File searches in Linux need a clear starting point because the same name can appear in home directories, application releases, backups, and mounted volumes. Narrowing the path and file type before acting helps avoid opening, moving, or deleting the wrong match.

The find command walks the filesystem that exists right now, starting at the path given on the command line and testing each entry against expressions such as name, type, depth, modification time, and size. Quoting wildcard patterns keeps the shell from expanding them before find receives the pattern.

The locate command is faster for broad name lookups because it reads a path database instead of walking every directory during the search. That database may lag behind recent file changes, and system-wide searches can expose permission boundaries, mounted filesystems, or restricted paths unless the command scope is chosen deliberately. A system without locate can still complete the search with find.

Steps to find files and folders in Linux:

  1. Search for an exact file name from the narrowest parent directory.
    $ find /srv/search-demo -type f -name "report-2024.txt"
    /srv/search-demo/reports/report-2024.txt

    -type f limits matches to regular files so directories with the same name are excluded.

  2. Search for an exact folder name by switching the type test to directories.
    $ find /srv/search-demo -type d -name "reports"
    /srv/search-demo/reports

    -type d returns directories only, which is useful when the target is a project tree, upload directory, or application data path.

  3. Match a filename pattern within a shallow tree.
    $ find /srv/search-demo -maxdepth 2 -type f -name "*.txt"
    /srv/search-demo/reports/report-2024.txt
    /srv/search-demo/reports/report-2023.txt
    /srv/search-demo/.hidden.txt

    Quote patterns such as "*.txt" so the shell passes the wildcard to find instead of expanding it in the current directory.

  4. Ignore case when the remembered name may not match the stored capitalization.
    $ find /srv/search-demo -type f -iname "settings.conf"
    /srv/search-demo/Archive/Settings.conf

    The -iname test is useful on mixed-case directory trees where the file name is remembered but not its exact spelling.

  5. Find recently modified files in the target directory.
    $ find /srv/search-demo/reports -type f -mtime -2
    /srv/search-demo/reports/report-2024.txt

    -mtime -2 matches files modified within the last two 24-hour periods.
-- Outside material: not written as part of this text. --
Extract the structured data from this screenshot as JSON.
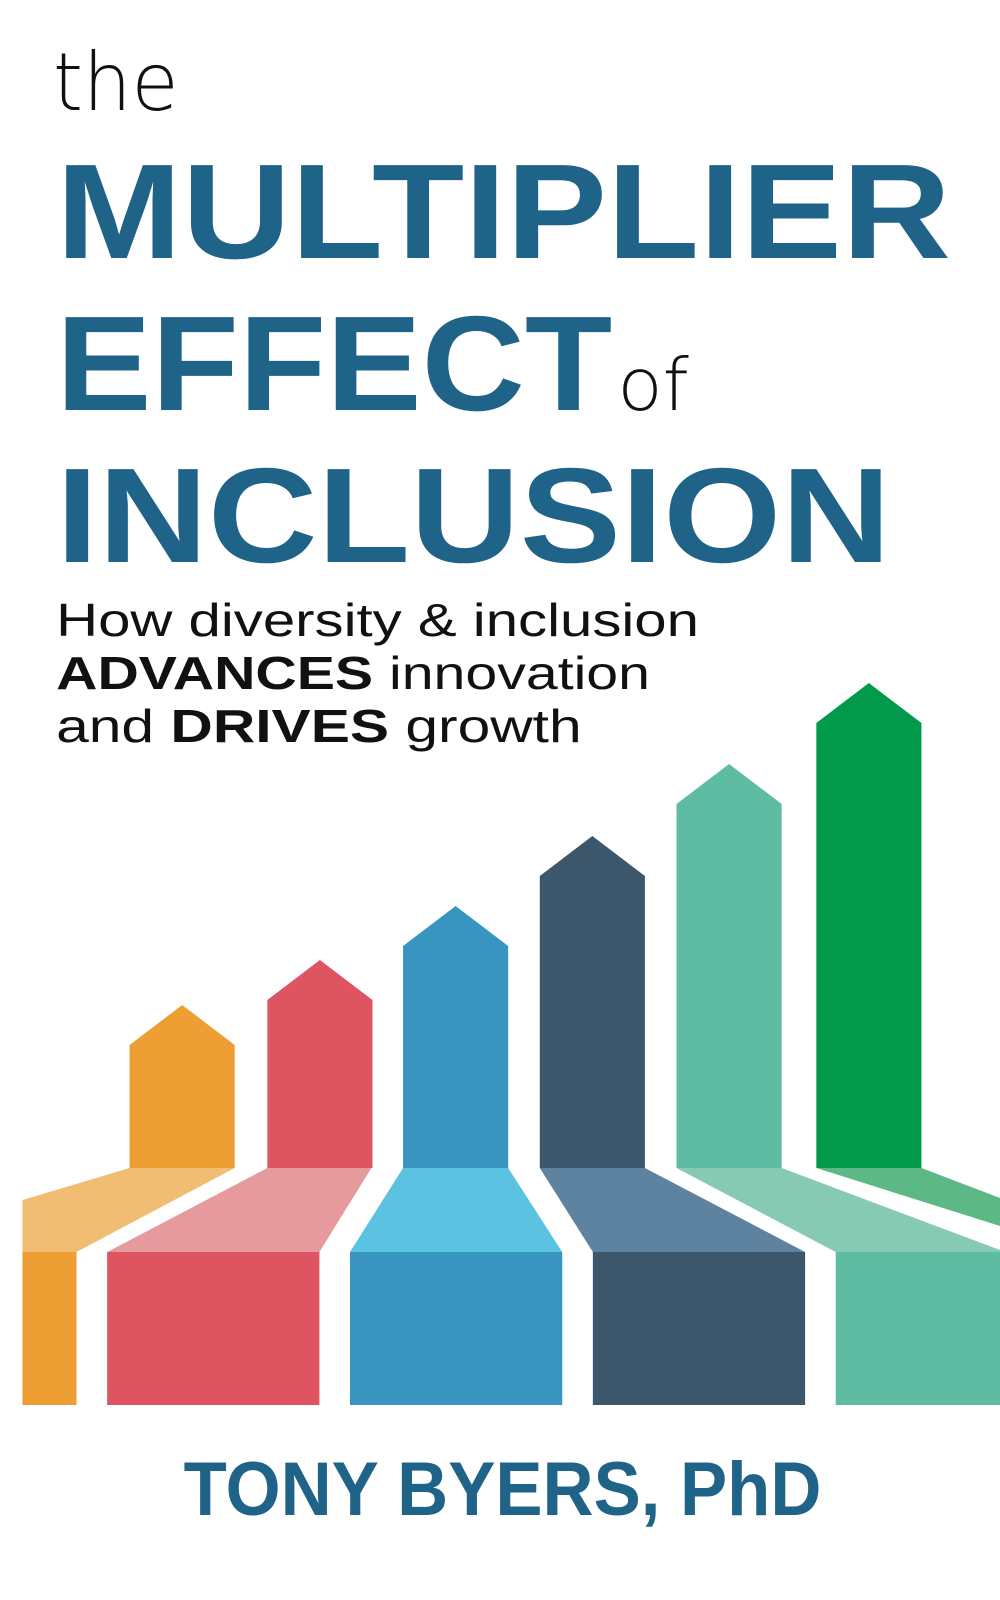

Use +N for files older than N days.

  6. Find files larger than a chosen size.
    $ find /srv/search-demo -type f -size +1M
    /srv/search-demo/backups/archive-2024.bin

    Size tests accept units such as k, M, and G. Prefix the value with + for larger than or - for smaller than the threshold.
    Related: How to check file and folder sizes in Linux

  7. Search the local root filesystem when the parent path is unknown.
    $ sudo find / -xdev -type f -name "shadow"
    /etc/shadow

    -xdev keeps the search on the starting filesystem and avoids descending into mounted backup, container, or network filesystems. Use a narrower starting path whenever the likely parent directory is known.

  8. Refresh the indexed path database before relying on locate for recent changes.
    $ sudo updatedb

    updatedb may be provided by plocate, mlocate, or another distribution package. No output means the database refresh finished without warnings.

  9. Use locate for a database-backed name lookup.
    $ locate report-2024.txt
    /srv/search-demo/reports/report-2024.txt

    locate reads the last built database, so it can miss files created after the last updatedb run or paths hidden by database visibility settings.

  10. Confirm the returned path before editing or deleting it.
    $ ls -ld /srv/search-demo/reports/report-2024.txt
    -rw-r--r-- 1 root root 5 Jun 13 11:39 /srv/search-demo/reports/report-2024.txt

    Listing the match confirms the file type, permissions, owner, size, timestamp, and path that a follow-up command would act on.